Serial measurements of local cerebral blood flow were obtained with inhalation of stable xenon and computed tomography prior to and during induced hypertension with continuous infusion of dopamine (7-15 micrograms/kg/min) in 34 patients who underwent surgery for treatment of subarachnoid hemorrhage due to ruptured intracranial aneurysm. Cerebral vasospasm was detected angiographically in all but one of the patients studied. Vasospasm was not symptomatic in 19 patients, but was in the other 15 patients. Disturbance of autoregulation was observed just after surgical operation.
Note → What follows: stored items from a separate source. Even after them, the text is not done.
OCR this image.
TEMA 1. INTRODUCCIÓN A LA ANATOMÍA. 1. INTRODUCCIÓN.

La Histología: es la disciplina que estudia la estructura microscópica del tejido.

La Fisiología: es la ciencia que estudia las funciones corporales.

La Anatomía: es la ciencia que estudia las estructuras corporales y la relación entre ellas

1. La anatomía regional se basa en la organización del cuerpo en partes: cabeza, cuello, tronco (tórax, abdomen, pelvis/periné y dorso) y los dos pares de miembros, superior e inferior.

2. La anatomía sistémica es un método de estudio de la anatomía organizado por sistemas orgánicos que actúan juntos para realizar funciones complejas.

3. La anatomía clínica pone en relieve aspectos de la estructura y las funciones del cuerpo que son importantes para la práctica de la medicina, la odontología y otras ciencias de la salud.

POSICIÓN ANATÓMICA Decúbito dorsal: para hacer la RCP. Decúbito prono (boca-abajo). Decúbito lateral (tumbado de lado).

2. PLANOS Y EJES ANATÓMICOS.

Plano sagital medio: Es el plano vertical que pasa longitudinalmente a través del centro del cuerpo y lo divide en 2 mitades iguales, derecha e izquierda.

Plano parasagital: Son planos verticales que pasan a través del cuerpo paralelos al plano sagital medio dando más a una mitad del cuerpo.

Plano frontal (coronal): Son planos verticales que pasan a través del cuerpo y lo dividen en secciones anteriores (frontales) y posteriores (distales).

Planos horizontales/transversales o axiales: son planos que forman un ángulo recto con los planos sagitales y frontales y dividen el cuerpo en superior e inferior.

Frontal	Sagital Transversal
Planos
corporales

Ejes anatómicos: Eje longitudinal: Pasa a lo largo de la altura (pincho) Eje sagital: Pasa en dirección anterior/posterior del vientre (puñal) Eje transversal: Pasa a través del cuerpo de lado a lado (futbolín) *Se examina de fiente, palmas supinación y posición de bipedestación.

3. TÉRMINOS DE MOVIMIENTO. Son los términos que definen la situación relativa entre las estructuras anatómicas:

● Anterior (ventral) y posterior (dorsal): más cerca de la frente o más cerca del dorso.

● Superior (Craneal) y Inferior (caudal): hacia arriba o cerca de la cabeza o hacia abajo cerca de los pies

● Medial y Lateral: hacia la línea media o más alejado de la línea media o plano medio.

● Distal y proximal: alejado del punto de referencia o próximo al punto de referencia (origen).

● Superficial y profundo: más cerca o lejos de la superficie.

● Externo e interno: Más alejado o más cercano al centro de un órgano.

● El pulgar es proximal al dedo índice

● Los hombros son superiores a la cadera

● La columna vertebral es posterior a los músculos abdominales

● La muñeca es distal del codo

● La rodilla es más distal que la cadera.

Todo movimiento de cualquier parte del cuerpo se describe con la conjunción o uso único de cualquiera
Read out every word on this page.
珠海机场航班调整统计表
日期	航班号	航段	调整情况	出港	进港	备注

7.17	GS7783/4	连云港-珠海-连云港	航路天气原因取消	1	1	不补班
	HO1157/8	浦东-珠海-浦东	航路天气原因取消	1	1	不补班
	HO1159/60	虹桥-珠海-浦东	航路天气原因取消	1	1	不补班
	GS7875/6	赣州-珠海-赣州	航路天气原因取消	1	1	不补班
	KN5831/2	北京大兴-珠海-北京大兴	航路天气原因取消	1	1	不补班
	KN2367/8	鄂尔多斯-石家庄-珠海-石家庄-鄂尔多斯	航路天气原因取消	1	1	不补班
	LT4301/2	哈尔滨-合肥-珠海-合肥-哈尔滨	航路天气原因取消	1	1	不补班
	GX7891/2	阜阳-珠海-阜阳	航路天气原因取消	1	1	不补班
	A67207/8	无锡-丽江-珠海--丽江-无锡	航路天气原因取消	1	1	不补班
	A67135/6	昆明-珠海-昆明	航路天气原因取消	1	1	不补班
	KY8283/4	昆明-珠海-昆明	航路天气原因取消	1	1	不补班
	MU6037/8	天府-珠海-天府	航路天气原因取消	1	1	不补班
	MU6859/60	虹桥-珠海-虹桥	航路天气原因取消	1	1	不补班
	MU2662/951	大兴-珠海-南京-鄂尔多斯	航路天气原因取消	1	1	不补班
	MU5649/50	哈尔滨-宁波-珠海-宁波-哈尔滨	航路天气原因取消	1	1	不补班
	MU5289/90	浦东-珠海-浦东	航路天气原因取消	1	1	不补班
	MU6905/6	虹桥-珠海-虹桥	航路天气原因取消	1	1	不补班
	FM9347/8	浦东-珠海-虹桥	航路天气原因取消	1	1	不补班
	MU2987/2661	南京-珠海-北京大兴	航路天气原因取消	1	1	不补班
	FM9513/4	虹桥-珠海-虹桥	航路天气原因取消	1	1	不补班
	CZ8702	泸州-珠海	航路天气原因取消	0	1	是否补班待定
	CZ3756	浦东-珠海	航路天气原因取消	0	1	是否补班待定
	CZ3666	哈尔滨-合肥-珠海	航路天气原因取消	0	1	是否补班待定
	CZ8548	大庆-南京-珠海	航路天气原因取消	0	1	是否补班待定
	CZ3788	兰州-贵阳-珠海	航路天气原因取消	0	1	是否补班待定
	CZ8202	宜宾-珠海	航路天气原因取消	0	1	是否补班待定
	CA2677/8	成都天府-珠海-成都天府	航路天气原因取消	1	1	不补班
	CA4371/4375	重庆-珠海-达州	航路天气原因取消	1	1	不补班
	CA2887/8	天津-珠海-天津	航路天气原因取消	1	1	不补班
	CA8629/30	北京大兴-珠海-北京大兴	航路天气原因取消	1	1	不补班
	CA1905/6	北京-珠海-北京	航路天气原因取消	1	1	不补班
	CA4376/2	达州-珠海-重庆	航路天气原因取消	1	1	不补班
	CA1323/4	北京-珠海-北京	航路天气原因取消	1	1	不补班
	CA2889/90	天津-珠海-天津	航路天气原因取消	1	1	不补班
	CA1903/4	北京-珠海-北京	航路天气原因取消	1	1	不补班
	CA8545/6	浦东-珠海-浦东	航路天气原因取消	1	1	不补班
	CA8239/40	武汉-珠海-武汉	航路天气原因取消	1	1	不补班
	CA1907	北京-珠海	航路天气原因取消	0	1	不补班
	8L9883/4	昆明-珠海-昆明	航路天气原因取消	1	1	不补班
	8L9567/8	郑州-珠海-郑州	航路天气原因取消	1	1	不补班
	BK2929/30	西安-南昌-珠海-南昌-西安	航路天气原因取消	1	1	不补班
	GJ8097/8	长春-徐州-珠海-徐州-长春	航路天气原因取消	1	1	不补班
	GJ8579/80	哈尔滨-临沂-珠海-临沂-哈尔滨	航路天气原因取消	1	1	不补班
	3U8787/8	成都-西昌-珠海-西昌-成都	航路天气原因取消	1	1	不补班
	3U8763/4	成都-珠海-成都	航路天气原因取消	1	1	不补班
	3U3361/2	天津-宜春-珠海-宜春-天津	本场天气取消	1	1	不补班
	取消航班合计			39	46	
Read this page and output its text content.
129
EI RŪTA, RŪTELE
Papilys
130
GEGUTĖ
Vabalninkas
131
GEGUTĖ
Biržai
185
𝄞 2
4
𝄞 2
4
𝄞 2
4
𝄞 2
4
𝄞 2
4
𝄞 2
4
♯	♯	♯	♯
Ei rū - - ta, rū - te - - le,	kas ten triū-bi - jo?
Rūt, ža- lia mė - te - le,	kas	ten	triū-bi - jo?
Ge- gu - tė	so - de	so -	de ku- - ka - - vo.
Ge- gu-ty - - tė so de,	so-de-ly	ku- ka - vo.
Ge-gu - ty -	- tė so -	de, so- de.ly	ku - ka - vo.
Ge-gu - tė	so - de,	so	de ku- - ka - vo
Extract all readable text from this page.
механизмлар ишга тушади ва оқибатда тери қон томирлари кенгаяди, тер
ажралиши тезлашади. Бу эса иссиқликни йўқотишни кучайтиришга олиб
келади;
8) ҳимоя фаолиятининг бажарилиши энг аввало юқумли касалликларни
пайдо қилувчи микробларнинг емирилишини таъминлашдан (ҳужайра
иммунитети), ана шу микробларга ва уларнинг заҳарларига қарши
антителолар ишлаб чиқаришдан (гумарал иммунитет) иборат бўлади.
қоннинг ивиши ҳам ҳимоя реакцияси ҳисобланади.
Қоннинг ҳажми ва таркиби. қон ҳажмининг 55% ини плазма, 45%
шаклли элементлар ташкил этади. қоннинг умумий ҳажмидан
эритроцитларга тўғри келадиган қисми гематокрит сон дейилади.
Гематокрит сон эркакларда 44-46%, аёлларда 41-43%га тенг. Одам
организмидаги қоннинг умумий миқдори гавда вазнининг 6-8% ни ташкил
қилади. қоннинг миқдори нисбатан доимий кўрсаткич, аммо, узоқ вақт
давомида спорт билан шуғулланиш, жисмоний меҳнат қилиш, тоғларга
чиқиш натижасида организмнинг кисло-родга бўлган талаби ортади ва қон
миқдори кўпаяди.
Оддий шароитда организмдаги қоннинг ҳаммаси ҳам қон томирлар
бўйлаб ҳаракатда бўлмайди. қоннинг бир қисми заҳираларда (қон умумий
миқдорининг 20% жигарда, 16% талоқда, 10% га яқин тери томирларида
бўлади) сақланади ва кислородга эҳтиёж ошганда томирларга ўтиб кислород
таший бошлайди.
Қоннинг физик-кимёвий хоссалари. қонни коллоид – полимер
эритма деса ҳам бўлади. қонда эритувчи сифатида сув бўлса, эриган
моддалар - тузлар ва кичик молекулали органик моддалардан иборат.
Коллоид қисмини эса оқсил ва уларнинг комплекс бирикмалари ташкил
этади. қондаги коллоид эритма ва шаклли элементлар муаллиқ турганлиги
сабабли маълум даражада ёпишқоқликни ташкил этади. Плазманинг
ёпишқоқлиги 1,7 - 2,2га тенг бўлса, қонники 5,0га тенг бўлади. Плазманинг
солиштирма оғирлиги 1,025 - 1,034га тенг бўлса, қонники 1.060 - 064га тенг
In the latter group, local cerebral blood flow in the territory of the middle cerebral artery and the corona radiata on the craniotomy side reached their lowest values, 25.1 +/- 6.8 mL/100 g/min and 15.7 +/- 1.8 mL/100 g/min, respectively, on days 10-14, and each subsequently increased significantly, to 34.3 +/- 7.3 mL/100 g/min and 19.9 +/- 2.0 mL/100 g/min, respectively, during induced hypertension. In conclusion, cortical dysfunction and motor palsy in the patients studied here were thought to be due to significant reduction in local cerebral blood flow in the cortical territories of the middle cerebral artery and corona radiata, respectively.